There appear to be two separate arms originating from the same general location at the crust-mantle boundary. One branch slopes northeast to feed the Yellowstone caldera, while a second branches off toward the Snake River Plain. The branches are divided in such a way that the zone is free of volcanoes between the two formations.
The researchers reasoned that whatever was happening to provide molten material, the paths to the surface were likely enabled by stresses in the crust. And that was going to depend both on existing features in the crust (obtained largely through seismic data) and on larger-scale processes taking place in the underlying mantle. So the model included basic geological details, known physical processes, and a little bit of history in the sense of what we know about how that section of crust arose.
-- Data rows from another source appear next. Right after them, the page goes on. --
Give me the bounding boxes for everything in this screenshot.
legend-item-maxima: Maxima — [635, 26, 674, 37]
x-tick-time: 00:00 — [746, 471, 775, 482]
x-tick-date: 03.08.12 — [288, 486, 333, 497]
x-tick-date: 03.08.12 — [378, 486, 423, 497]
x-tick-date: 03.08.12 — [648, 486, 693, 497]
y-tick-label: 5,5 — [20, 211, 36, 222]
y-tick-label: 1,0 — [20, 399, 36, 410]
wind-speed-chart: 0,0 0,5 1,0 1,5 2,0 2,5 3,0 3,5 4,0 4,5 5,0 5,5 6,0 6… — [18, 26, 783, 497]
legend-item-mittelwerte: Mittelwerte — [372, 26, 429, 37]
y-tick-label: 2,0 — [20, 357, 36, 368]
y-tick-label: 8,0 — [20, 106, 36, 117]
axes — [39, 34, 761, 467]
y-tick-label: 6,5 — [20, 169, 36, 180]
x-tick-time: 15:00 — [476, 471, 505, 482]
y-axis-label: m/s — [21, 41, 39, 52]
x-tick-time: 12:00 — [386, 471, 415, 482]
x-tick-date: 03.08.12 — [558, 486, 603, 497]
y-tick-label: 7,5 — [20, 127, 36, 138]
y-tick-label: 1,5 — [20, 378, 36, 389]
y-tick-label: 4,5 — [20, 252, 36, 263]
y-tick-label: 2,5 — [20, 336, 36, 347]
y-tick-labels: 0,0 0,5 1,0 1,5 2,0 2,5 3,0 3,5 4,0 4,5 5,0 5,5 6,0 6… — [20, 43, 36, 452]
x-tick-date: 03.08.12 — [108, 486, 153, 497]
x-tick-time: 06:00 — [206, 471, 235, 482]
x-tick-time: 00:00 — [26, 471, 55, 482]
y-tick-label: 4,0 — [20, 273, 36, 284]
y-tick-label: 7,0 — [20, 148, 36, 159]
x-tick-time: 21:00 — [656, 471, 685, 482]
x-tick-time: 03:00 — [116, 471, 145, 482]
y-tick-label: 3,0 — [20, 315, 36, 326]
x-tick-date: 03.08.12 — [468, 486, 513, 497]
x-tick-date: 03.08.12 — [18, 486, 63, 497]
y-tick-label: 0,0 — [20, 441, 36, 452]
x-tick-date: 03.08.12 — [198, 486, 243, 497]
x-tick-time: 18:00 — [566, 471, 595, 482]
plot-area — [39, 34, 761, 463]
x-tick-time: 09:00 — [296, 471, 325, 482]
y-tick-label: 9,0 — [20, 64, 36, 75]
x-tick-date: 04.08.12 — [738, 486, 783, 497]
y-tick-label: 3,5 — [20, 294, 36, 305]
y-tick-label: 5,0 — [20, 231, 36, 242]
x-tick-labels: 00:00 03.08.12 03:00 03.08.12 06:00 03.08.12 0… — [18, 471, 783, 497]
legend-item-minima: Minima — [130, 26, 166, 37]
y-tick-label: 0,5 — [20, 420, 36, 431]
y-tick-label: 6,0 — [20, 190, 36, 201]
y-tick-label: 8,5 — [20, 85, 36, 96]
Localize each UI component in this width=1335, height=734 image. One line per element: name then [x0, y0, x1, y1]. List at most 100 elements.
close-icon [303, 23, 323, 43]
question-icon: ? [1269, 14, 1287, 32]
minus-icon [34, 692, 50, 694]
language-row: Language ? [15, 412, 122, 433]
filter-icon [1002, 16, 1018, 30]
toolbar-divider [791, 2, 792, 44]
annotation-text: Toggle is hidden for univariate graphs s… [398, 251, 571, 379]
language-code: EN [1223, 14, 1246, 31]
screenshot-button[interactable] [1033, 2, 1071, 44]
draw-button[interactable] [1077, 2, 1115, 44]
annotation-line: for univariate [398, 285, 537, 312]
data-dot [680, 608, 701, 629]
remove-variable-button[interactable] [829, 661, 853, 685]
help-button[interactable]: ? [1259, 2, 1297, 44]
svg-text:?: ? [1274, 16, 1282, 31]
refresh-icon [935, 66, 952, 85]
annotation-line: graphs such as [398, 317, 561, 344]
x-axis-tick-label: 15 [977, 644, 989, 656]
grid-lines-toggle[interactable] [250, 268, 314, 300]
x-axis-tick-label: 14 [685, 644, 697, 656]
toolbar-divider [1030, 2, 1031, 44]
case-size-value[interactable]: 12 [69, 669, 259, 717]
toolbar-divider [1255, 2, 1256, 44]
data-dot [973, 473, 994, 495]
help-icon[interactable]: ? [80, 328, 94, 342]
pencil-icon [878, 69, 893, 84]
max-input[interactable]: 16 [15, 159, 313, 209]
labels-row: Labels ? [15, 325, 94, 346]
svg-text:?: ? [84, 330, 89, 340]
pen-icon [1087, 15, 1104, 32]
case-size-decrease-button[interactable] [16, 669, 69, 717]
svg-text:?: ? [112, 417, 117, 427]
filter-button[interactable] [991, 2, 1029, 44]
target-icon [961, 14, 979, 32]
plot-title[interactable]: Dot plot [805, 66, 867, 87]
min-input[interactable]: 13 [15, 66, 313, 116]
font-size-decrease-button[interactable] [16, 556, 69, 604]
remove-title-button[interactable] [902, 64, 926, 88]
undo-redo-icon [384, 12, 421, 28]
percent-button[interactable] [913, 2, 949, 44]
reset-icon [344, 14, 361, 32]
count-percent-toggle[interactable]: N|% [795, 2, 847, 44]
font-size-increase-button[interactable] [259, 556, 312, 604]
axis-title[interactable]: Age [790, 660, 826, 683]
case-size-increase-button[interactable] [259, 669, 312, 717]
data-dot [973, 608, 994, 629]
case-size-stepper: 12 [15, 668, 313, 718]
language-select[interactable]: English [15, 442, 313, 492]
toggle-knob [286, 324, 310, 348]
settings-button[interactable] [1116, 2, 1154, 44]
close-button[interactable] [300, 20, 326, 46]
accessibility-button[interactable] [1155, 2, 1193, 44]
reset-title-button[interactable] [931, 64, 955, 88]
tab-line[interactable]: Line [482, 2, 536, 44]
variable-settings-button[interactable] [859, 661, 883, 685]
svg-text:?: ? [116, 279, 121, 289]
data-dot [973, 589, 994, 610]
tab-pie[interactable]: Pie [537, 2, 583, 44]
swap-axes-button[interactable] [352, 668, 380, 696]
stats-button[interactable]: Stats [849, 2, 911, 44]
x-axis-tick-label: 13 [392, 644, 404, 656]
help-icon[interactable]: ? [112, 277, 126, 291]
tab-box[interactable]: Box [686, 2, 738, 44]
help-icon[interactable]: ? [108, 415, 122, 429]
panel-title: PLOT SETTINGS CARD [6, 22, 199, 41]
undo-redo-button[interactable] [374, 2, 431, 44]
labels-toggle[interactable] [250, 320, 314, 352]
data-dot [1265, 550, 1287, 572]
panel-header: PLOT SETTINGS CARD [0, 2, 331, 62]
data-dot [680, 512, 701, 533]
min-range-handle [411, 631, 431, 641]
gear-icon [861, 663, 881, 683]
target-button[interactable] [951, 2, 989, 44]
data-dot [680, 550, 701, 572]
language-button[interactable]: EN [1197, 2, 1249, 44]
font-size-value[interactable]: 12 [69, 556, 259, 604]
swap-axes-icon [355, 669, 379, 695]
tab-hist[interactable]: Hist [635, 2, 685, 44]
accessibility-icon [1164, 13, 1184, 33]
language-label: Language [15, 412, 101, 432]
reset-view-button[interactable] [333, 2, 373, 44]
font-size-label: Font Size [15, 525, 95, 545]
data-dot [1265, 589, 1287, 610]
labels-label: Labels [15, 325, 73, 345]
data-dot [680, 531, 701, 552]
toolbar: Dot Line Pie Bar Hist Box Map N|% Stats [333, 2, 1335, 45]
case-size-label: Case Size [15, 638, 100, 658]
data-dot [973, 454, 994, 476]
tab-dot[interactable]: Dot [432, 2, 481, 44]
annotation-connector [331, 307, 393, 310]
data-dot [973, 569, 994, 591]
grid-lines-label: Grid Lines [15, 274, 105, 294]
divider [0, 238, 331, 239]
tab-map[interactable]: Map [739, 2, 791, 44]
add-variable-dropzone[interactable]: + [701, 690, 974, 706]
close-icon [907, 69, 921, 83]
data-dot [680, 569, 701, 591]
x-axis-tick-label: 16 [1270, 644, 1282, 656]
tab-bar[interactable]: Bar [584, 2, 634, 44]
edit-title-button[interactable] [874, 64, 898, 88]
And that is where we return to the Farallon plate. Its remains, after being swept beneath the North American plate, continue to sink and move through the mantle. This, the researchers hypothesize, is driving a general eastward flow of material through the viscous mantle. However, just east of Yellowstone, that flow empties into the older edge of the North American plate, where the crust is thicker and denser than the portion of the continent formed by the Farallon plate.
New paths
This thick crust causes the mantle flow to descend. And that change in flow causes a series of stresses in the crust, particularly a compressive force between the older and newer sections of the North American plate, as well as downward drag on the older section. Adding to the local stresses is the fact that all of the material that erupted to form the Snake River Plain is denser than much of the surrounding rock, putting stress on nearby rocks as they try to sink.